Once a company like Monsanto has modified a plant’s genome, they can patent the seed and charge farmers to use the seed each year. In the case of soy beans, Monsanto seeds make up well over 90% of the North American crop, and farmers have to re-buy seeds each year. The very thing that made agriculture possible, seed-saving, is illegal in the age of patented organisms. Monsanto aggressively prosecutes seed-savers and has sued any farmer whose crop contains any Monsanto plants. The problem is, if your neighbor has Monsanto field, the odds are that some of those seeds have found their way into your field, and now you are violating Monsanto’s patent. And they will sue you, even though Monsanto says they won’t. (By the way, if you think that’s an egregious overreach of patent law, the Supreme Court recently upheld the astounding ruling by the lower courts discussed here.)
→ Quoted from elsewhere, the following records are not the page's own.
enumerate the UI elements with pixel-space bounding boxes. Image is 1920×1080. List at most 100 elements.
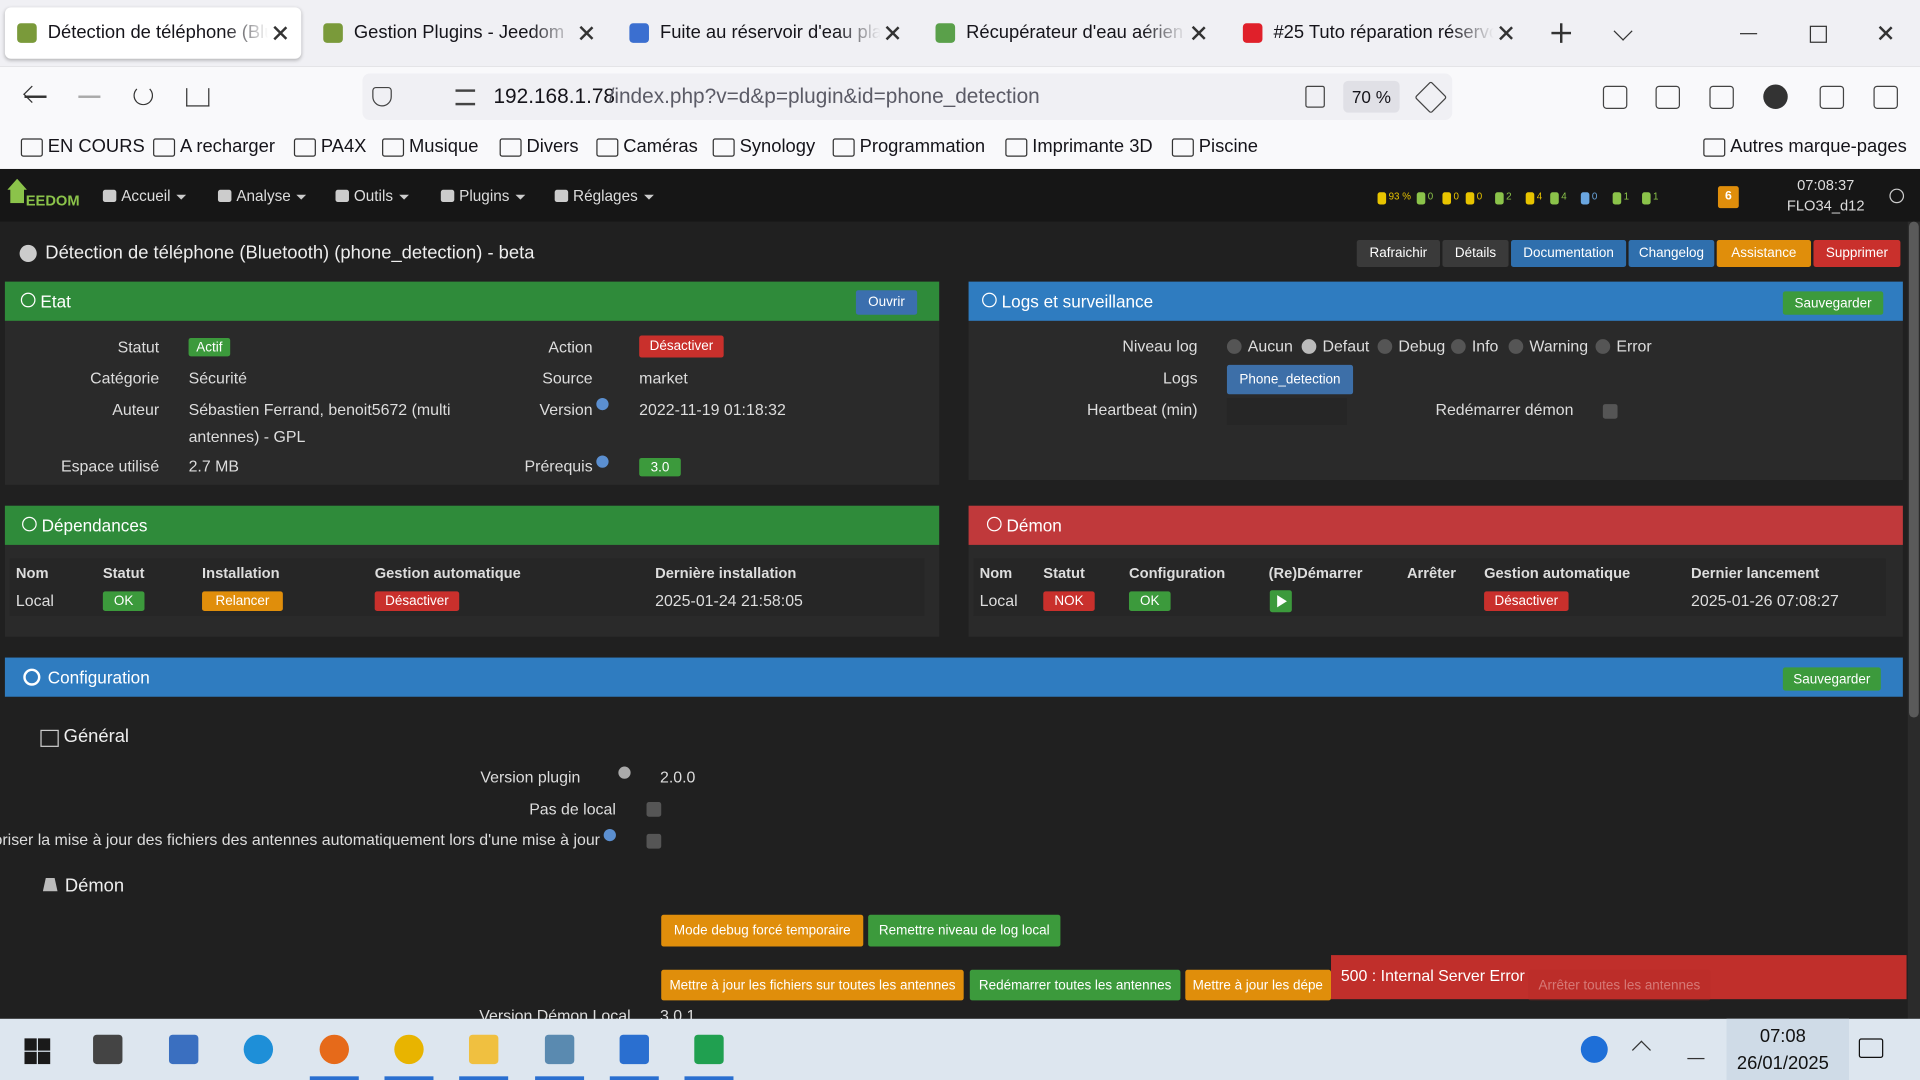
forward[interactable] xyxy=(78,95,101,98)
back[interactable] xyxy=(24,95,47,98)
translate-icon[interactable] xyxy=(1305,85,1325,108)
ok-badge[interactable]: OK xyxy=(102,591,145,612)
taskbar-app[interactable] xyxy=(544,1034,575,1065)
status-count[interactable]: 2 xyxy=(1506,191,1512,203)
toolbar-button[interactable] xyxy=(1819,85,1845,109)
status-count[interactable]: 1 xyxy=(1653,191,1659,203)
status-count[interactable]: 4 xyxy=(1561,191,1567,203)
taskbar-app[interactable] xyxy=(93,1034,123,1065)
restore[interactable] xyxy=(1809,25,1827,43)
save-button[interactable]: Sauvegarder xyxy=(1782,291,1884,315)
bookmark[interactable]: A recharger xyxy=(180,135,275,157)
action-button[interactable]: Détails xyxy=(1442,240,1509,267)
reload[interactable] xyxy=(133,85,154,106)
bookmark[interactable]: Musique xyxy=(408,135,479,157)
open-button[interactable]: Ouvrir xyxy=(855,290,918,315)
deactivate-button[interactable]: Désactiver xyxy=(374,591,460,612)
action-button[interactable]: Changelog xyxy=(1628,240,1715,267)
menu-item[interactable]: Analyse xyxy=(236,184,306,208)
toolbar-button[interactable] xyxy=(1873,85,1898,109)
minimize[interactable] xyxy=(1740,33,1758,35)
log-button[interactable]: Phone_detection xyxy=(1226,364,1354,395)
tab-title[interactable]: Détection de téléphone (Blu xyxy=(47,22,269,43)
close-button[interactable] xyxy=(1878,26,1893,41)
toolbar-button[interactable] xyxy=(1602,85,1628,109)
status-count[interactable]: 93 % xyxy=(1388,191,1411,203)
radio-button[interactable] xyxy=(1301,339,1317,354)
taskbar-app[interactable] xyxy=(319,1034,349,1065)
zoom-badge[interactable] xyxy=(1343,80,1400,113)
toolbar-button[interactable] xyxy=(1655,85,1680,109)
back-button[interactable] xyxy=(19,244,37,263)
clock-area[interactable] xyxy=(1726,1018,1849,1080)
status-count[interactable]: 0 xyxy=(1591,191,1598,203)
status-count[interactable]: 0 xyxy=(1476,191,1483,203)
taskbar-app[interactable] xyxy=(468,1034,499,1065)
status-count[interactable]: 4 xyxy=(1536,191,1543,203)
profile-button[interactable] xyxy=(1763,84,1788,109)
deactivate-button[interactable]: Désactiver xyxy=(1484,591,1569,612)
home[interactable] xyxy=(186,88,210,107)
alert-badge[interactable] xyxy=(1717,186,1739,209)
bookmark[interactable]: EN COURS xyxy=(47,135,145,157)
config-button[interactable]: Mettre à jour les fichiers sur toutes le… xyxy=(661,969,964,1001)
status-count[interactable]: 0 xyxy=(1453,191,1459,203)
close-button[interactable] xyxy=(1191,26,1206,41)
requirement-badge[interactable]: 3.0 xyxy=(639,457,681,477)
checkbox[interactable] xyxy=(646,833,662,849)
tab-title[interactable]: Fuite au réservoir d'eau plas xyxy=(660,22,881,43)
close-button[interactable] xyxy=(885,26,900,41)
taskbar-app[interactable] xyxy=(243,1034,274,1065)
ok-badge[interactable]: OK xyxy=(1128,591,1171,612)
menu-item[interactable]: Accueil xyxy=(121,184,186,208)
checkbox[interactable] xyxy=(1602,404,1618,419)
taskbar-app[interactable] xyxy=(619,1034,649,1065)
action-button[interactable]: Supprimer xyxy=(1813,240,1901,267)
close-button[interactable] xyxy=(579,26,594,41)
logo[interactable]: EEDOM xyxy=(25,192,80,210)
close-button[interactable] xyxy=(1499,26,1514,41)
taskbar-app[interactable] xyxy=(694,1034,724,1065)
taskbar-app[interactable] xyxy=(168,1034,199,1065)
radio-button[interactable] xyxy=(1595,339,1611,354)
heartbeat-input[interactable] xyxy=(1226,397,1347,425)
active-tab[interactable] xyxy=(4,7,302,59)
help-tray[interactable] xyxy=(1580,1035,1608,1063)
config-button[interactable]: Arrêter toutes les antennes xyxy=(1528,969,1711,1001)
help-button[interactable] xyxy=(1889,188,1905,204)
config-button[interactable]: Redémarrer toutes les antennes xyxy=(969,969,1181,1001)
radio-button[interactable] xyxy=(1451,339,1466,354)
taskbar-app[interactable] xyxy=(394,1034,424,1065)
tab-title[interactable]: #25 Tuto réparation réservo xyxy=(1273,22,1494,43)
tab-title[interactable]: Gestion Plugins - Jeedom xyxy=(353,22,565,43)
reinstall-button[interactable]: Relancer xyxy=(202,591,283,612)
pen-icon[interactable] xyxy=(1687,1041,1705,1060)
bookmark[interactable]: Caméras xyxy=(623,135,698,157)
bookmark[interactable]: Divers xyxy=(526,135,579,157)
notifications[interactable] xyxy=(1858,1038,1884,1058)
menu-item[interactable]: Outils xyxy=(354,184,409,208)
menu-item[interactable]: Réglages xyxy=(573,184,654,208)
save-button[interactable]: Sauvegarder xyxy=(1782,667,1881,691)
bookmark[interactable]: Programmation xyxy=(859,135,986,157)
bookmark[interactable]: Piscine xyxy=(1198,135,1258,157)
other-bookmarks[interactable]: Autres marque-pages xyxy=(1730,135,1907,157)
bookmark[interactable]: Imprimante 3D xyxy=(1032,135,1153,157)
tab-title[interactable]: Récupérateur d'eau aérien ( xyxy=(966,22,1187,43)
bookmark[interactable]: Synology xyxy=(739,135,816,157)
menu-item[interactable]: Plugins xyxy=(459,184,525,208)
checkbox[interactable] xyxy=(646,802,662,817)
status-badge[interactable]: Actif xyxy=(188,337,231,357)
toolbar-button[interactable] xyxy=(1709,85,1734,109)
radio-button[interactable] xyxy=(1377,339,1393,354)
close-button[interactable] xyxy=(273,26,288,41)
error-toast[interactable] xyxy=(1331,955,1907,1000)
action-button[interactable]: Assistance xyxy=(1716,240,1812,267)
url-field[interactable] xyxy=(362,73,1453,120)
action-button[interactable]: Documentation xyxy=(1511,240,1627,267)
status-count[interactable]: 0 xyxy=(1427,191,1434,203)
config-button[interactable]: Remettre niveau de log local xyxy=(868,914,1061,947)
deactivate-button[interactable]: Désactiver xyxy=(639,335,724,358)
config-button[interactable]: Mode debug forcé temporaire xyxy=(661,914,864,947)
config-button[interactable]: Mettre à jour les dépe xyxy=(1185,969,1332,1001)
Of course, enforcement is expensive, so Monsanto, according to many experts, is trying like hell to extend terminator seed technology into all its product lines, I mean seeds. Monsanto’s official position is that they have agreed not to introduce the suicide gene into food crops. It would certainly be in their interest to do so.
On top of all this, Monsanto holds tremendous sway in policies and laws due to its lobbying efforts and its placement of former executives with high-level appointments to the USDA, FDA and elsewhere in the government. Remember, this is the same FDA that prohibited labelling of GMO food. Maybe it’s just me, but I think having the food supply patented by gigantic corporations that attend only to their own bottom lines is a bad thing. And I think creating terminator seeds that could, conceivably, spread by cross-pollination from corn to other types of grass like wheat, rice and barley is even worse.